Ole-Kristian Hope is the Deloitte Professor of Accounting and the PhD Coordinator in Accounting at the Rotman School of Management. He has broad research interests in financial disclosure, financial reporting quality, corporate governance, analysts, valuation, auditing, private firms, corporate finance, and international business issues. He has published extensively in The Accounting Review, Journal of Accounting Research, Journal of Accounting and Economics, Accounting, Organizations, and Society, Contemporary Accounting Research, Review of Accounting Studies, and several other journals including JIBS, JAPP, JBFA, JAAF, AH, etc.

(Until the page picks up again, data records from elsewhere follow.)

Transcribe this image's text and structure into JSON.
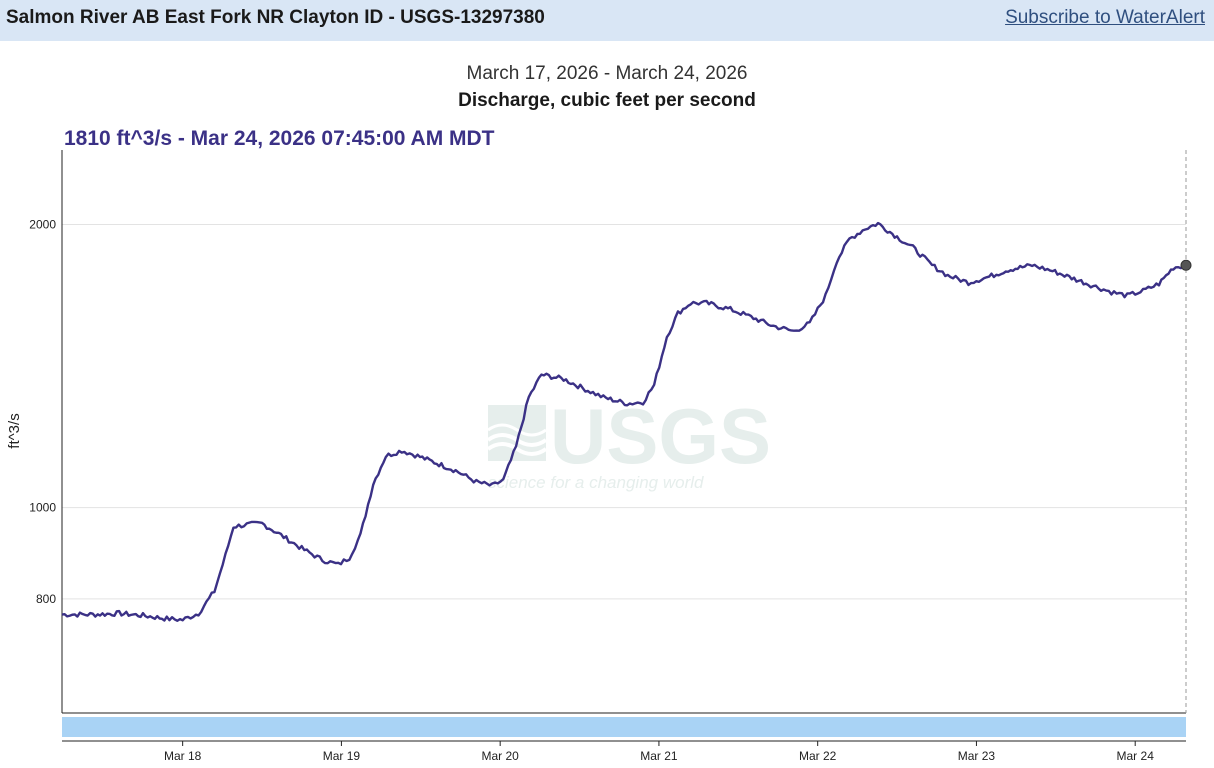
{
  "header": {
    "title": "Salmon River AB East Fork NR Clayton ID - USGS-13297380",
    "subscribe_label": "Subscribe to WaterAlert"
  },
  "chart_header": {
    "date_range": "March 17, 2026 - March 24, 2026",
    "parameter": "Discharge, cubic feet per second",
    "current_value": "1810 ft^3/s - Mar 24, 2026 07:45:00 AM MDT"
  },
  "watermark": {
    "logo_text": "USGS",
    "tagline": "science for a changing world"
  },
  "colors": {
    "series": "#3b3186",
    "brush": "#a9d3f5",
    "header_bg": "#d9e6f5",
    "link": "#2f4f7f"
  },
  "chart_data": {
    "type": "line",
    "ylabel": "ft^3/s",
    "y_scale": "log",
    "yticks": [
      800,
      1000,
      2000
    ],
    "ylim": [
      605,
      2400
    ],
    "x_unit": "days from Mar 17, 2026 00:00",
    "xlim": [
      0.24,
      7.32
    ],
    "xticks": [
      {
        "label": "Mar 18",
        "x": 1
      },
      {
        "label": "Mar 19",
        "x": 2
      },
      {
        "label": "Mar 20",
        "x": 3
      },
      {
        "label": "Mar 21",
        "x": 4
      },
      {
        "label": "Mar 22",
        "x": 5
      },
      {
        "label": "Mar 23",
        "x": 6
      },
      {
        "label": "Mar 24",
        "x": 7
      }
    ],
    "grid": true,
    "series": [
      {
        "name": "Discharge",
        "points": [
          [
            0.24,
            770
          ],
          [
            0.45,
            770
          ],
          [
            0.6,
            772
          ],
          [
            0.75,
            768
          ],
          [
            0.9,
            762
          ],
          [
            1.0,
            760
          ],
          [
            1.1,
            772
          ],
          [
            1.2,
            815
          ],
          [
            1.27,
            890
          ],
          [
            1.32,
            955
          ],
          [
            1.42,
            960
          ],
          [
            1.5,
            962
          ],
          [
            1.62,
            935
          ],
          [
            1.75,
            905
          ],
          [
            1.88,
            880
          ],
          [
            1.98,
            870
          ],
          [
            2.05,
            885
          ],
          [
            2.12,
            935
          ],
          [
            2.2,
            1060
          ],
          [
            2.28,
            1135
          ],
          [
            2.38,
            1150
          ],
          [
            2.48,
            1135
          ],
          [
            2.6,
            1115
          ],
          [
            2.72,
            1095
          ],
          [
            2.85,
            1065
          ],
          [
            2.95,
            1055
          ],
          [
            3.02,
            1070
          ],
          [
            3.1,
            1160
          ],
          [
            3.18,
            1310
          ],
          [
            3.26,
            1385
          ],
          [
            3.4,
            1370
          ],
          [
            3.52,
            1340
          ],
          [
            3.65,
            1310
          ],
          [
            3.8,
            1290
          ],
          [
            3.9,
            1295
          ],
          [
            3.97,
            1350
          ],
          [
            4.05,
            1520
          ],
          [
            4.12,
            1610
          ],
          [
            4.2,
            1650
          ],
          [
            4.3,
            1650
          ],
          [
            4.45,
            1625
          ],
          [
            4.58,
            1595
          ],
          [
            4.72,
            1560
          ],
          [
            4.85,
            1540
          ],
          [
            4.95,
            1570
          ],
          [
            5.05,
            1680
          ],
          [
            5.12,
            1830
          ],
          [
            5.2,
            1930
          ],
          [
            5.3,
            1980
          ],
          [
            5.38,
            2005
          ],
          [
            5.5,
            1940
          ],
          [
            5.6,
            1890
          ],
          [
            5.72,
            1810
          ],
          [
            5.82,
            1765
          ],
          [
            5.95,
            1735
          ],
          [
            6.08,
            1760
          ],
          [
            6.2,
            1790
          ],
          [
            6.35,
            1810
          ],
          [
            6.48,
            1785
          ],
          [
            6.6,
            1755
          ],
          [
            6.72,
            1725
          ],
          [
            6.85,
            1695
          ],
          [
            6.95,
            1680
          ],
          [
            7.05,
            1700
          ],
          [
            7.15,
            1730
          ],
          [
            7.24,
            1800
          ],
          [
            7.32,
            1810
          ]
        ]
      }
    ]
  }
}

Credit: Rotman School

Sell-side analysts lean towards high valuation companies for comparison, Rotman study shows.

Toronto – Brokerage-based have a tendency to benchmark companies they are researching against others in the same category whose stock is already expensively-priced, shows a study from the University of Toronto's Rotman School of Management.

The result is that the company being researched may look undervalued and a good buy compared to the high valuation company. The finding provides some support for the idea that sell-side analysts choose "peer" companies strategically, in order to make their recommendations seem more credible.

Nevertheless, most analysts use reasonable criteria for picking peer companies, says one of the study's researchers.

"We believe these analysts fulfil an important function in the market. That doesn't mean they're perfect," said Prof. Ole-Kristian Hope, Deloitte Professor of Accounting at the Rotman School. Prof. Hope co-wrote the study with Gus De Franco, an associate professor of at the Rotman School and Stephannie Larocque, a Rotman PhD graduate who is now an assistant professor of accounting at the University of Notre Dame.

The study also found that analysts show an even greater tendency to choose high valuation peer firms when their own brokerages have investment-banking affiliations with the companies they are researching.

The effect is less evident among analysts with an established reputation for skilled analyses.

Previous research has shown that reports by sell-side analysts tend to be optimistic. But this is the first large-scale academic study to examine what goes into those reports and how sell-side analysts decide which peer companies to use for their comparisons.

The study is forthcoming in the Review of Accounting Studies.